By The Wiz
“During this test you answered questions which measured your ’spatial skills’. Based on how you scored, we could conclude that your spatial skills are poor or inadequate. This means that you are inept at visualizing objects in your mind’s eye and are not able to rotate figures mentally in any dimension.”
And now, a story:
I first discovered my lack of sewing skills in seventh grade during home ec class. I dutifully learned to thread the machine, I learned how to sew 10 straight lines in a row, and I got very, very good at seam ripping. I was doing fine until we actually had to make an article of clothing - I was to make a pair of sweats. I stared at the pattern like it had come from outer space, and to me, it might as well have. But I dutifully did what I could, because you know what? I was known as one of the smart kids, and I could do anything any silly seventh grade teacher threw at me. Do you see where this is going?
I had to use the serger. I was looking forward to it, I liked machines. However, I hadn’t quite grasped the concept that I was supposed to serge in an “upside down u” sort of way and not in a “straight line” sort of way. It was the crotch seam, I believe. I still can’t really see why, but I know those of you that sew understand perfectly and are laughing really hard right now. Anyhoo, one day I went to the closet to retrieve my sweats and they weren’t there. Why? Oh, because the teacher had taken them and used them for all her other classes to demonstrate “what not to do.” After me, they decided 12 year olds were too young to use the serger anyway. So, if you took sewing home ec in the years following me, I apologize. It’s too bad, really, it seemed like such a cool machine.
And now, more little stories:
I was really good at math, always, until I hit trig and calculus. Until I knew what spatial skills were, I never knew why. I could knock out an algebra problem no sweat, the trickier the better. But throw in some sines and cosines, and ask me to start seeing objects in space, and the teacher may as well have started speaking Greek.

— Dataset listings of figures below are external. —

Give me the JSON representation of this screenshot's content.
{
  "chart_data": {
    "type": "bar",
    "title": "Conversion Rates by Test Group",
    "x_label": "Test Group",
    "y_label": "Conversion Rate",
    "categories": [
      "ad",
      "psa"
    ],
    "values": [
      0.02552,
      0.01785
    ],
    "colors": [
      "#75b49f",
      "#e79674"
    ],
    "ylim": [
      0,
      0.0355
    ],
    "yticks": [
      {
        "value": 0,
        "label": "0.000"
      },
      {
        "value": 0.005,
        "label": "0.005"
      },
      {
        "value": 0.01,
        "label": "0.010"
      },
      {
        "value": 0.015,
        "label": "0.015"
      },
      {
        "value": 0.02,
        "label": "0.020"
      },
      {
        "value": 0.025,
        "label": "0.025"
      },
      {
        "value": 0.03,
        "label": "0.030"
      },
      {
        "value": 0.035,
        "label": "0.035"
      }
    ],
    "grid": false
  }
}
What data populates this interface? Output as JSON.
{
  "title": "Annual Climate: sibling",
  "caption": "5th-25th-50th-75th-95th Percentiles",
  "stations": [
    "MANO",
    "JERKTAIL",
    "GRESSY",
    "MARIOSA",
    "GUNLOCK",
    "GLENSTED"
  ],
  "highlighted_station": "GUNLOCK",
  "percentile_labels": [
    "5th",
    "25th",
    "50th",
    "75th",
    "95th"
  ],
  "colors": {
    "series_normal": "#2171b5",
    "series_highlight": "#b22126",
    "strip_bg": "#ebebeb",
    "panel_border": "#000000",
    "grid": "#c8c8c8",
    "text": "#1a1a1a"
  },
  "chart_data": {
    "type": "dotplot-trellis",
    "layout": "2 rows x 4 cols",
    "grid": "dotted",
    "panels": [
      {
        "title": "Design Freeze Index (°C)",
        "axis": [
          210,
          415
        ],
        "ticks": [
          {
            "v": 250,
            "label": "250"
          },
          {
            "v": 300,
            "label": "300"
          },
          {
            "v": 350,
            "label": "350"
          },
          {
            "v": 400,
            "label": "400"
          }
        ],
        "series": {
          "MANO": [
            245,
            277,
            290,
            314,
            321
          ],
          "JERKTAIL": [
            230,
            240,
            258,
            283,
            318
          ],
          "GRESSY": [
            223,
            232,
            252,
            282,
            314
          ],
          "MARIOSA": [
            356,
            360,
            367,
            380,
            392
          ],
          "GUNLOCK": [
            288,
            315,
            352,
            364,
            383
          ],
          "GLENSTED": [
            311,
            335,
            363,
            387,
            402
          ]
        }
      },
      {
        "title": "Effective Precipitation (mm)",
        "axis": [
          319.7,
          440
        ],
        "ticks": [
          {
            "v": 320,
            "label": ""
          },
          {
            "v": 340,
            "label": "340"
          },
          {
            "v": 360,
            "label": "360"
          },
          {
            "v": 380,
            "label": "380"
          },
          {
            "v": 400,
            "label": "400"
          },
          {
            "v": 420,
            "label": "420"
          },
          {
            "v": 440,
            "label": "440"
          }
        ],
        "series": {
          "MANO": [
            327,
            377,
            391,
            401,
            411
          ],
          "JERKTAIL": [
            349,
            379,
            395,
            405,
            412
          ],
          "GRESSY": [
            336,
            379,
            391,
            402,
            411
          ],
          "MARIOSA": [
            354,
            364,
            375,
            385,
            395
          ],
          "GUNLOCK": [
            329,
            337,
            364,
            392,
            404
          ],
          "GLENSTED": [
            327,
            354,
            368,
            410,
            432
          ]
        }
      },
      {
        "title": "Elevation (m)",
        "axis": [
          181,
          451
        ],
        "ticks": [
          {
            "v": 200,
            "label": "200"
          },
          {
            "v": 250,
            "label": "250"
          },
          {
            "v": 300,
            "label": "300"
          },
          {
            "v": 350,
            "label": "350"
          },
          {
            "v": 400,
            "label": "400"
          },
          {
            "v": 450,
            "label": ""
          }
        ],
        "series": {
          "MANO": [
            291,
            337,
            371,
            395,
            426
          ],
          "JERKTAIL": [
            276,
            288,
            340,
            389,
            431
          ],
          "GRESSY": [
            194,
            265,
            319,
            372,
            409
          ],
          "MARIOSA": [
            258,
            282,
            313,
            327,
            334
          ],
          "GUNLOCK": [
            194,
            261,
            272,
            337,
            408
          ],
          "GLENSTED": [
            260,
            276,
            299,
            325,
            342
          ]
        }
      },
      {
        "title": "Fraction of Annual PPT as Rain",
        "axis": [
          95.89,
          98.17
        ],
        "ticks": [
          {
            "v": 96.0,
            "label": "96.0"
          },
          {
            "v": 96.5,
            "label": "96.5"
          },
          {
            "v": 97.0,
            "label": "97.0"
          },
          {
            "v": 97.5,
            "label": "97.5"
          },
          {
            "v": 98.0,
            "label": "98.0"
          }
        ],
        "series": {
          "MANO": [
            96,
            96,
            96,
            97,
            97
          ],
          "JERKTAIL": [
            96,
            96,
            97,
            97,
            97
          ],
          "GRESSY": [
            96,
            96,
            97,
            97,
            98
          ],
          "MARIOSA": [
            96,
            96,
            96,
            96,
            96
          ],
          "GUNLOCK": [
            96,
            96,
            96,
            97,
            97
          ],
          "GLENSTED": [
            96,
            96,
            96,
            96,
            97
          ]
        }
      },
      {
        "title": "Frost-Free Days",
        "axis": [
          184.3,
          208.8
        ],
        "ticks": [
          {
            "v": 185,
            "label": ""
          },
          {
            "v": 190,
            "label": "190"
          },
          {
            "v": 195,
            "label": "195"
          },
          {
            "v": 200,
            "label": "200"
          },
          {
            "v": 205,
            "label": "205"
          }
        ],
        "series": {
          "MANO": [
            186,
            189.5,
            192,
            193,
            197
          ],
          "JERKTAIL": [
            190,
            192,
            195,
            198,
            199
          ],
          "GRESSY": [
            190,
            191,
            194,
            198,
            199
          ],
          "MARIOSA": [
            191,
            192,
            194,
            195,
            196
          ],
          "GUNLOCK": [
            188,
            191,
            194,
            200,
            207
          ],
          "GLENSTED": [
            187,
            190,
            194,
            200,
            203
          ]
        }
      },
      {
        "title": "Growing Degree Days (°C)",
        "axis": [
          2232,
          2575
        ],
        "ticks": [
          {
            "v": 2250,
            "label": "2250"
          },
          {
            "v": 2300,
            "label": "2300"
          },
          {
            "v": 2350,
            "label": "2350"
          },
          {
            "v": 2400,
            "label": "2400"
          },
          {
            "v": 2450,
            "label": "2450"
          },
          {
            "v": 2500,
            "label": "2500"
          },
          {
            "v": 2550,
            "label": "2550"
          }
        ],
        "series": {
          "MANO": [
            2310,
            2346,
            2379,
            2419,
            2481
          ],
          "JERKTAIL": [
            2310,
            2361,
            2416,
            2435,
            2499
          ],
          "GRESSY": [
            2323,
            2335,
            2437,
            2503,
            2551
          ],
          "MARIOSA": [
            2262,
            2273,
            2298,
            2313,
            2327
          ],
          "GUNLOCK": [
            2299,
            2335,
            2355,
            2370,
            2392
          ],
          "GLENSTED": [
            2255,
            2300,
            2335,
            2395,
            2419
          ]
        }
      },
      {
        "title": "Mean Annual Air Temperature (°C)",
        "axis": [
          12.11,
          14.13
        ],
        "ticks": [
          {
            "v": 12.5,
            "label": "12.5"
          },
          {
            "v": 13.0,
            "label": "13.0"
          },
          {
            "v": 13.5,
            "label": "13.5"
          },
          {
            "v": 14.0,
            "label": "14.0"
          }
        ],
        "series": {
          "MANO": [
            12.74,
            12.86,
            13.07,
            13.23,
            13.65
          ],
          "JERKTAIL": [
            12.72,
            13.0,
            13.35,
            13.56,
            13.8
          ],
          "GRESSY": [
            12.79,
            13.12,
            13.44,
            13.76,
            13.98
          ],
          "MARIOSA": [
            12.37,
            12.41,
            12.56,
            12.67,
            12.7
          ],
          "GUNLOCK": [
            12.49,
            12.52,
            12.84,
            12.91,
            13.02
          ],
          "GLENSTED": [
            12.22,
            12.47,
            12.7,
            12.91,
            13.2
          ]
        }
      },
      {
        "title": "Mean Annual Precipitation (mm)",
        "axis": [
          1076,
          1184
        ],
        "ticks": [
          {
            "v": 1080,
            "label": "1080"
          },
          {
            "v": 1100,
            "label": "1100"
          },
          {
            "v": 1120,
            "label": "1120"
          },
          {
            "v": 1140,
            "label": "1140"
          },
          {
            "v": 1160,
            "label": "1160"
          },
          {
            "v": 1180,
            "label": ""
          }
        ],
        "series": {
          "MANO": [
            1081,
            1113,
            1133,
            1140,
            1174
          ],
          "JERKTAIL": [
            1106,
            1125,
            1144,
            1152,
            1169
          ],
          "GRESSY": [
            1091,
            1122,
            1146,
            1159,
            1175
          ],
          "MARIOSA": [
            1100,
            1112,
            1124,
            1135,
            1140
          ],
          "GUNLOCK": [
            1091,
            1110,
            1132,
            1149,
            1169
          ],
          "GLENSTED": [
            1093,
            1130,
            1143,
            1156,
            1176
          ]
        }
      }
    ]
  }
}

I have been known to get lost coming out of a bathroom in a restaurant and having to wander around aimlessly until I find my table.
As evidenced by above, I have no sense of direction.
Ask me to picture something from a set of blueprints, it’s sooo not going to happen.
Ask me to picture a certain piece of furniture somewhere, or a piece of art, give me the dimensions, and again, not going to happen. Unless the dimensions are 8 1/2 by 11, the exact size of notebook paper, I don’t really know what you’re talking about, but I will nod politely and give a completely uninformed opinion.
At 18, I went to college. I floundered a little in choosing a major, as freshmen are wont to do. So my parents sent me to a place to measure my aptitudes, to see if I could find some direction.
The first test was a test for spatial skills. It did not go well. Lest ye think I am completely and totally clueless, I had other tests that went extremely well, thank you very much. The whole thing was very very interesting. They gave me the results in percentile format, so I could see how I stood with the rest of the population.
Spatial ability: 2%.
You read that right. 98% of the population is better at this than I am. As in EVERYBODY.
A light bulb went off.
“Is this why I walk into door frames?”
“Is THIS why I have no sense of direction?”
“So what does this mean in the whole major/job area?”
“Basically, if you decide to become an architect, you will become suicidal. Also, your buildings will fall down.”
And so I was steered away from anything architectural, and I left suddenly knowing why math got tricky when it wasn’t linear, why I couldn’t parallel park to save my life, and last but not least, why sewing is the seventh circle of hell for me. Seeing clothing in a pattern is virtually impossible. I knew the truth, and the truth had set me free.
Before posting this, I went and took another test for spatial skills, to see if they had improved any. The results were the first paragraph of this post. So, no.
(If you would like to take the same test I took, I went here. You have to enter an email to get your results, I put in the email I give department stores and such, basically there just for spam. If you want the full report, you have to pay money, which I chose not to do, so I can’t give you my official numbered score. I thought about finding another one that wasn’t so “spammy” but as you might have guessed, these tests are not fun for me.)
So unless sewing somehow becomes two dimensional, I really don’t see a way I can ever become good at it. My project will end up backwards, 98% guaranteed.